Sinti [...] leben bereits seit über 600 Jahren im deutschen Sprach­raum. Die Mutter­sprache Romanes kommt aus dem Indo­germani­schen und ist [Anm. d. Red.: war bis vor Kurzem: heute gibt es auch Schul­unterricht und Kurse] eine rein münd­lich über­lieferte Sprache. Es gibt Ver­suche, sie für eine ein­heit­liche Schrift­sprache zu stan­dardisie­ren. In starken Fami­lien­ver­bänden wird Romanes als Muttersprache selbst­ver­ständ­lich weiter­gege­ben. Doch in vielen Familien wurde auf­grund der Verfolgung im National­sozialis­mus die Sprache nicht ge­sprochen. Zu den Hinter­gründen er­läutert PEN-Präsidiumsmitglied Simone Trieder: „Haupt­grund ist, dass Eva Justin als Mit­arbeiterin des rassen­hygieni­schen Instituts Romanes sprach und so das Ver­trauen der Roma er­warb, um die Erfassung für die ‚Zigeuner­per­sonal­akten‘ vor­zu­nehmen, nach denen deportiert wurde. Justin und ihr Vor­gesetzter Robert Ritter entgingen der Ent­nazi­fi­zierung und ar­beite­ten beide bis 1962 un­behelligt weiter als ‚Zigeuner­experten‘ im Gesund­heits­amt Frankfurt am Main. Es konnte pas­sieren, dass im Ent­schädi­gungs­ver­fahren Sinti und Roma wieder ihren Peini­gern gegen­über­standen, um erneut ‚be­gut­achtet‘ zu werden. So kam es dazu, dass in der Bundes­republik in den Fa­mili­en häu­fig Romanes nicht ge­pflegt wurde.“ In den 1980er Jahren grün­deten sich Vereine, die den Kindern ihre Muttersprache ver­mit­telten, z.B. der Rom e.V. Köln, der heute noch aktiv ist. Im vom Dokumenta­tions- und Kultur­zentrum Deutscher Sinti und Roma ge­­trage­­nen RomArchive, das vor zwei Jahren online ging, sind Kultur und Sprache der Minder­heit be­wahrt.

P.E.N.-Zentrum Deutschland

Das deutsche PEN-Zentrum ist mit seinem Geschäftssitz in Darmstadt eine von welt­weit über 150 Schrift­steller­ver­eini­gun­gen, die im PEN Inter­national zu­sam­men­geschlos­sen sind. PEN steht für Poets, Essayists, Novelists. Die ur­sprüng­lich 1921 in England ge­gründete Ver­einigung hat sich als Anwalt des freien Wortes etabliert und gilt als Stimme ver­folgter und unter­drück­ter Schrift­stel­lerin­nen und Schriftsteller.
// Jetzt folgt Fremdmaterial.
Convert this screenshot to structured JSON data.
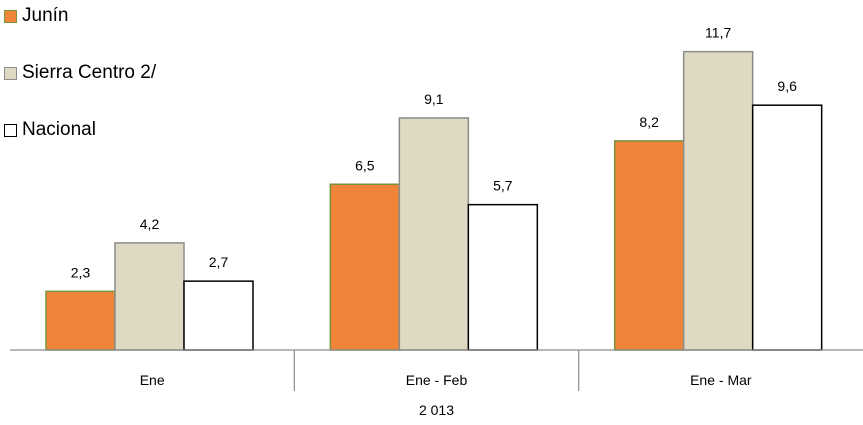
{
  "chart_data": {
    "type": "bar",
    "categories": [
      "Ene",
      "Ene - Feb",
      "Ene - Mar"
    ],
    "group_label": "2 013",
    "series": [
      {
        "name": "Junín",
        "values": [
          2.3,
          6.5,
          8.2
        ],
        "value_labels": [
          "2,3",
          "6,5",
          "8,2"
        ],
        "fill": "#f0853a",
        "stroke": "#77933c"
      },
      {
        "name": "Sierra Centro 2/",
        "values": [
          4.2,
          9.1,
          11.7
        ],
        "value_labels": [
          "4,2",
          "9,1",
          "11,7"
        ],
        "fill": "#ddd9c3",
        "stroke": "#8c8c8c"
      },
      {
        "name": "Nacional",
        "values": [
          2.7,
          5.7,
          9.6
        ],
        "value_labels": [
          "2,7",
          "5,7",
          "9,6"
        ],
        "fill": "#ffffff",
        "stroke": "#000000"
      }
    ],
    "ylim": [
      0,
      12
    ],
    "grid": false,
    "legend_position": "top-left"
  }
}
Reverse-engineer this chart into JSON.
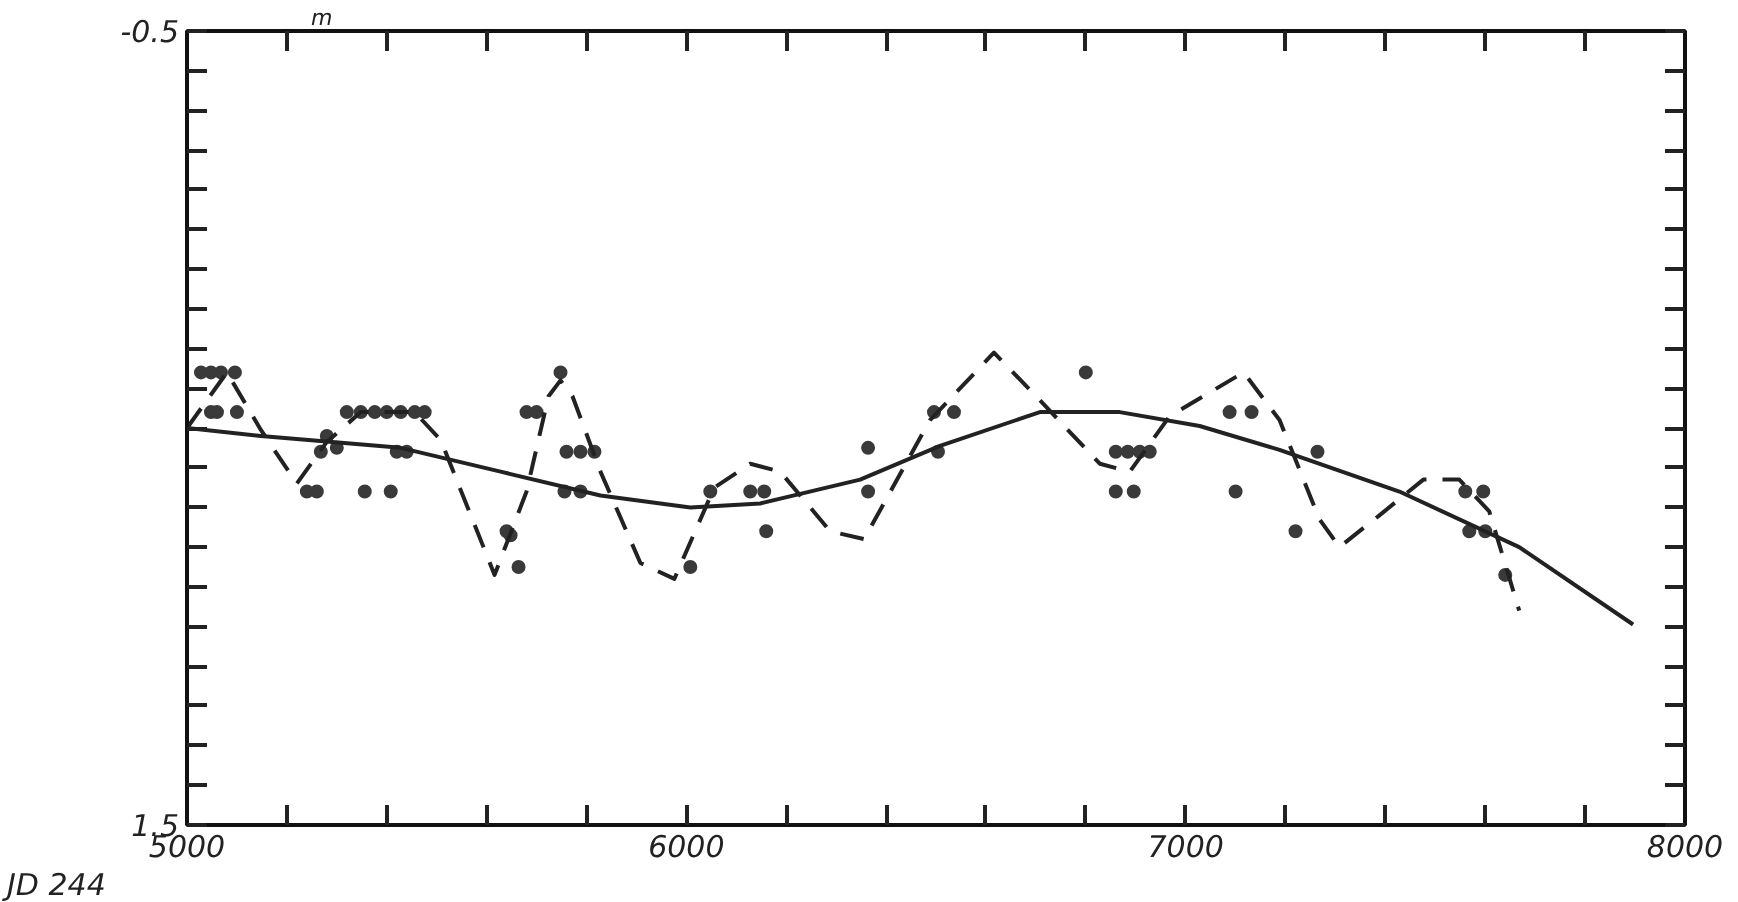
{
  "chart_data": {
    "type": "scatter",
    "xlabel": "JD 244",
    "ylabel": "m",
    "xlim": [
      5000,
      8000
    ],
    "xticks": [
      5000,
      {
        "value": 5200,
        "label": null
      },
      {
        "value": 5400,
        "label": null
      },
      {
        "value": 5600,
        "label": null
      },
      {
        "value": 5800,
        "label": null
      },
      6000,
      {
        "value": 6200,
        "label": null
      },
      {
        "value": 6400,
        "label": null
      },
      {
        "value": 6600,
        "label": null
      },
      {
        "value": 6800,
        "label": null
      },
      7000,
      {
        "value": 7200,
        "label": null
      },
      {
        "value": 7400,
        "label": null
      },
      {
        "value": 7600,
        "label": null
      },
      {
        "value": 7800,
        "label": null
      },
      8000
    ],
    "ylim": [
      1.5,
      -0.5
    ],
    "yticks": [
      -0.5,
      {
        "value": -0.4,
        "label": null
      },
      {
        "value": -0.3,
        "label": null
      },
      {
        "value": -0.2,
        "label": null
      },
      {
        "value": -0.1,
        "label": null
      },
      {
        "value": 0.0,
        "label": null
      },
      {
        "value": 0.1,
        "label": null
      },
      {
        "value": 0.2,
        "label": null
      },
      {
        "value": 0.3,
        "label": null
      },
      {
        "value": 0.4,
        "label": null
      },
      {
        "value": 0.5,
        "label": null
      },
      {
        "value": 0.6,
        "label": null
      },
      {
        "value": 0.7,
        "label": null
      },
      {
        "value": 0.8,
        "label": null
      },
      {
        "value": 0.9,
        "label": null
      },
      {
        "value": 1.0,
        "label": null
      },
      {
        "value": 1.1,
        "label": null
      },
      {
        "value": 1.2,
        "label": null
      },
      {
        "value": 1.3,
        "label": null
      },
      {
        "value": 1.4,
        "label": null
      },
      1.5
    ],
    "grid": false,
    "series": [
      {
        "color": "#3a3a3a",
        "marker": "circle",
        "x": [
          5028,
          5048,
          5068,
          5096,
          5048,
          5060,
          5100,
          5320,
          5348,
          5376,
          5400,
          5428,
          5456,
          5476,
          5280,
          5268,
          5300,
          5420,
          5440,
          5240,
          5260,
          5356,
          5408,
          5748,
          5680,
          5700,
          5760,
          5788,
          5816,
          5756,
          5788,
          5640,
          5648,
          5664,
          6008,
          6048,
          6128,
          6156,
          6160,
          6364,
          6364,
          6496,
          6536,
          6504,
          6800,
          6860,
          6884,
          6908,
          6928,
          6860,
          6896,
          7088,
          7132,
          7100,
          7264,
          7220,
          7560,
          7596,
          7568,
          7600,
          7640
        ],
        "values": [
          0.36,
          0.36,
          0.36,
          0.36,
          0.46,
          0.46,
          0.46,
          0.46,
          0.46,
          0.46,
          0.46,
          0.46,
          0.46,
          0.46,
          0.52,
          0.56,
          0.55,
          0.56,
          0.56,
          0.66,
          0.66,
          0.66,
          0.66,
          0.36,
          0.46,
          0.46,
          0.56,
          0.56,
          0.56,
          0.66,
          0.66,
          0.76,
          0.77,
          0.85,
          0.85,
          0.66,
          0.66,
          0.66,
          0.76,
          0.55,
          0.66,
          0.46,
          0.46,
          0.56,
          0.36,
          0.56,
          0.56,
          0.56,
          0.56,
          0.66,
          0.66,
          0.46,
          0.46,
          0.66,
          0.56,
          0.76,
          0.66,
          0.66,
          0.76,
          0.76,
          0.87
        ]
      },
      {
        "type": "line",
        "color": "#222222",
        "line_style": "solid",
        "x": [
          5000,
          5148,
          5428,
          5628,
          5828,
          6008,
          6148,
          6348,
          6508,
          6708,
          6868,
          7028,
          7188,
          7428,
          7668,
          7896
        ],
        "values": [
          0.5,
          0.52,
          0.55,
          0.61,
          0.67,
          0.7,
          0.69,
          0.63,
          0.545,
          0.46,
          0.46,
          0.495,
          0.555,
          0.66,
          0.8,
          0.995
        ]
      },
      {
        "type": "line",
        "color": "#222222",
        "line_style": "dashed",
        "x": [
          5000,
          5080,
          5148,
          5220,
          5280,
          5348,
          5456,
          5508,
          5616,
          5680,
          5724,
          5748,
          5772,
          5828,
          5908,
          5976,
          6056,
          6128,
          6188,
          6288,
          6356,
          6488,
          6616,
          6708,
          6828,
          6888,
          6968,
          7116,
          7188,
          7268,
          7308,
          7388,
          7476,
          7548,
          7608,
          7668
        ],
        "values": [
          0.5,
          0.36,
          0.505,
          0.64,
          0.535,
          0.46,
          0.46,
          0.53,
          0.87,
          0.66,
          0.42,
          0.38,
          0.42,
          0.61,
          0.84,
          0.88,
          0.65,
          0.59,
          0.61,
          0.76,
          0.78,
          0.48,
          0.31,
          0.43,
          0.59,
          0.61,
          0.47,
          0.36,
          0.48,
          0.73,
          0.8,
          0.72,
          0.63,
          0.63,
          0.71,
          0.96
        ]
      }
    ]
  }
}
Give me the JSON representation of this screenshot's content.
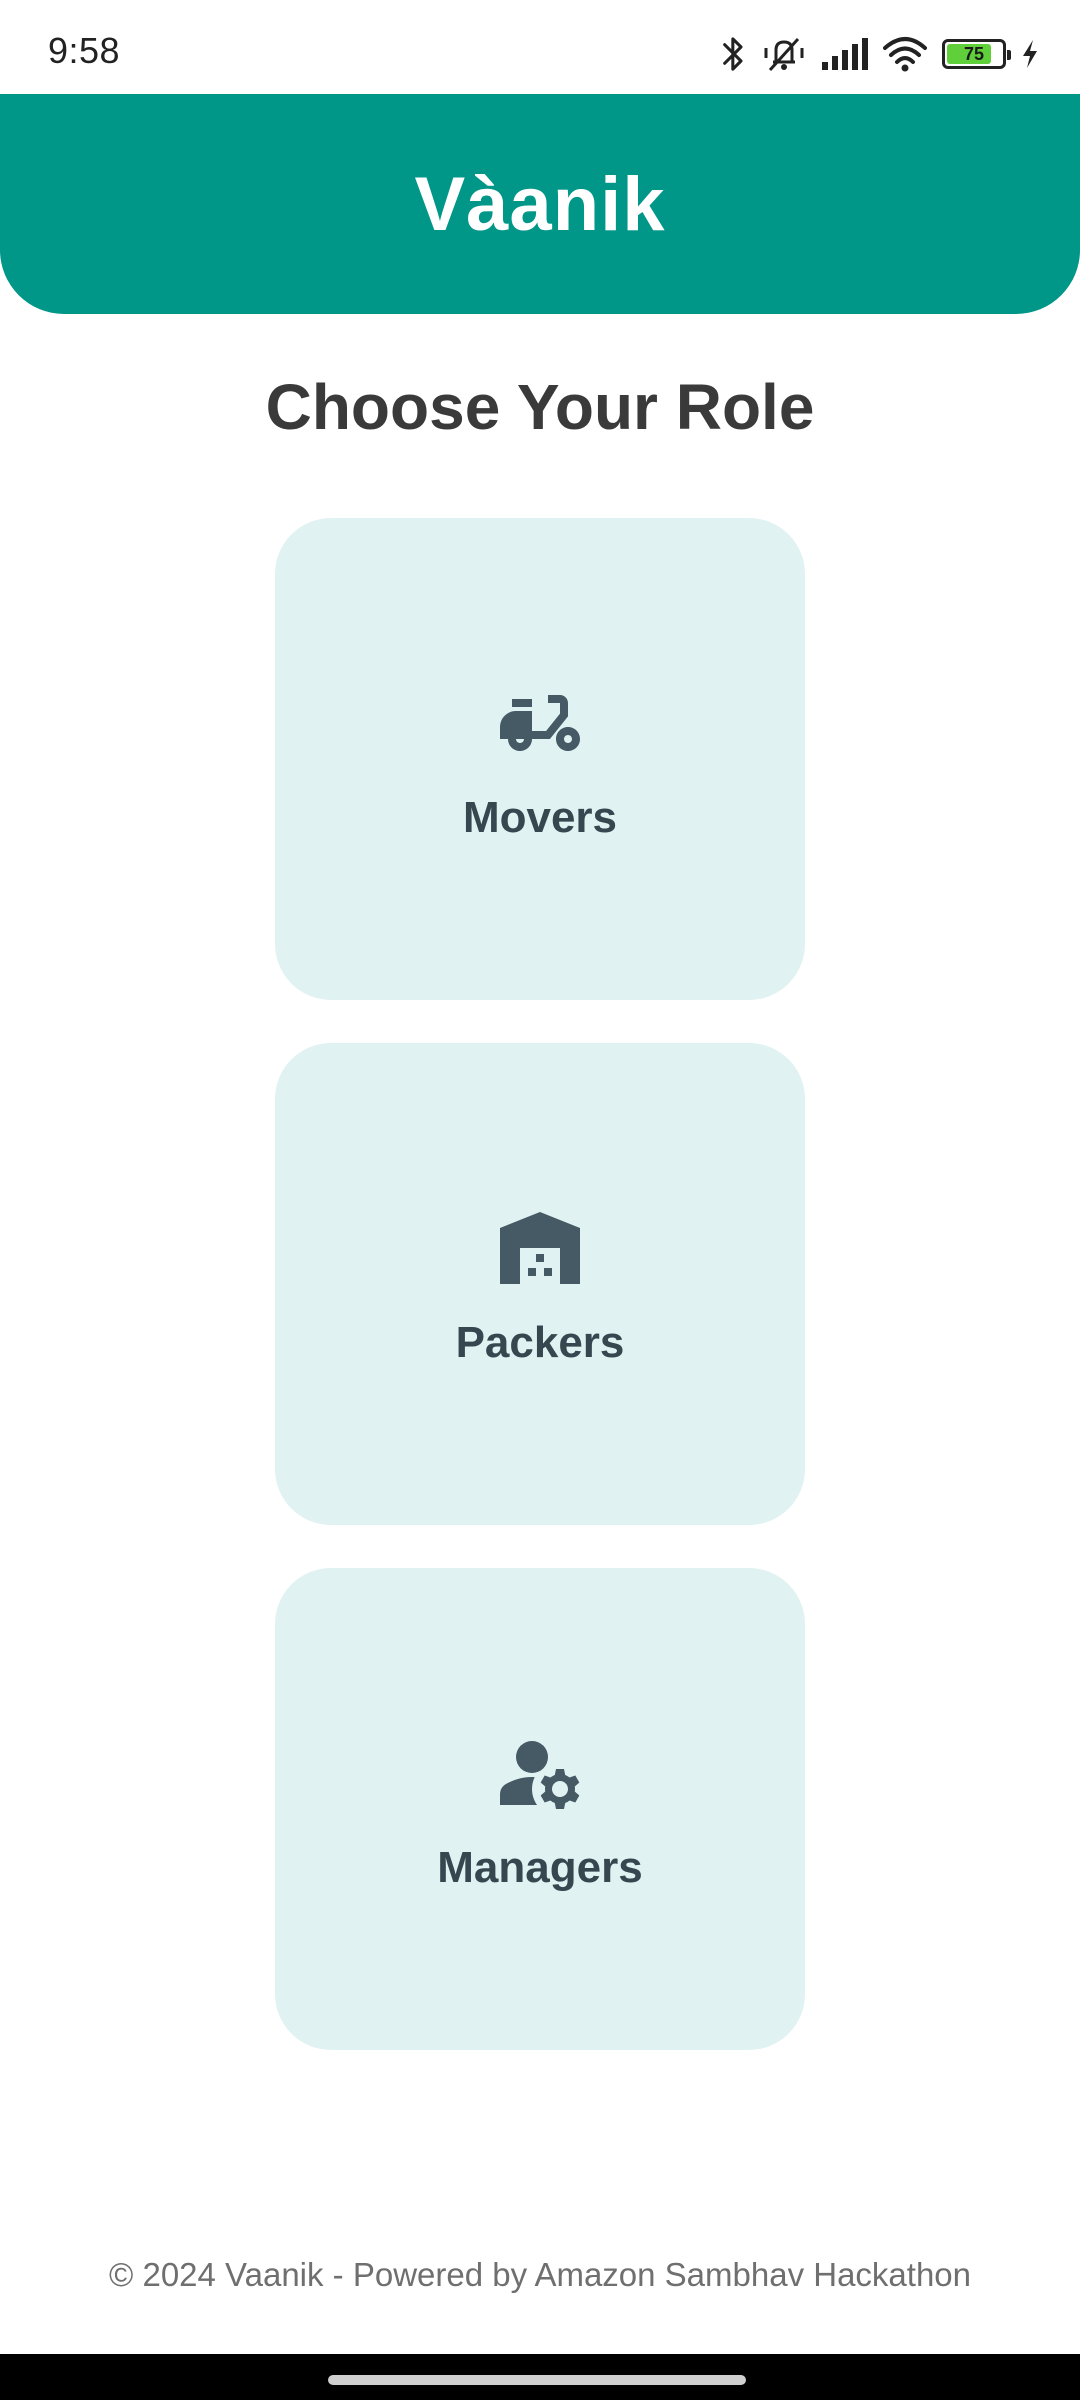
{
  "status_bar": {
    "time": "9:58",
    "battery_level": "75",
    "icons": [
      "bluetooth-icon",
      "mute-vibrate-icon",
      "signal-icon",
      "wifi-icon",
      "battery-icon",
      "charging-icon"
    ]
  },
  "header": {
    "title": "Vàanik",
    "color": "#009688"
  },
  "page": {
    "title": "Choose Your Role"
  },
  "roles": [
    {
      "label": "Movers",
      "icon": "scooter-icon"
    },
    {
      "label": "Packers",
      "icon": "warehouse-icon"
    },
    {
      "label": "Managers",
      "icon": "manage-accounts-icon"
    }
  ],
  "footer": {
    "text": "© 2024 Vaanik - Powered by Amazon Sambhav Hackathon"
  },
  "colors": {
    "accent": "#009688",
    "card_bg": "#e0f2f1",
    "icon": "#455a64"
  }
}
Der deut­sche PEN be­gleitet mit Initia­ti­ven und Ver­anstal­tun­gen das literari­sche Leben in der Bundes­republik. Er be­zieht Stel­lung, wenn er die Meinungs­freiheit, gleich wo, in Gefahr sieht. Er mischt sich ein, wenn im gesell­schaft­li­chen Bereich gegen den Geist seiner Charta ver­stoßen wird.

Literaturhinweise:

Rajko Đurić: Ohne Heim ohne Grab. Die Geschichte der Roma und Sinti, Berlin 1996.

Jovan Nikolić: Das Orchester der Frauen, die mich verlassen haben. Aus dem Serbischen übersetzt von Elvira Veselinović. Drava Verlag: Klagenfurt 2016.

Ursula Krechel: Geisterbahn. Roman, Salzburg 2018.
Die Ehrenpräsidentin des PEN beschreibt in ihrem Roman eine Sinto-Fa­mi­lie in der Zeit des Krieges und die immer noch be­klem­mende ak­tuelle Si­tu­ation.

Ihrig, Wilfried; Janetzki Ulrich (Hg.): Die Morgendämmerung. Moderner Poesie-Atlas der Roma und Sinti, Berlin 2018 (darin auch Gedichte von Rajko Đurić und Jovan Nikolić).

Janko Lauenberger, Juliane von Wedemeyer: Ede und Unku – Die wahre Geschichte. Gütersloh 2018.
Janko wurde als 10-Jähriger seinen Eltern weg­genom­men und in ein Spe­zial­kinder­heim gesteckt, er er­zählt von seinem Leben als Sinto in der DDR und heute. Die Cou­sine seiner Groß­mutter mit dem Roma-Na­men Unku war Vor­bild für das Mäd­chen im Buch „Ede und Unku“ von Grete Weiskopf. Sie wurde in Auschwitz er­mordet.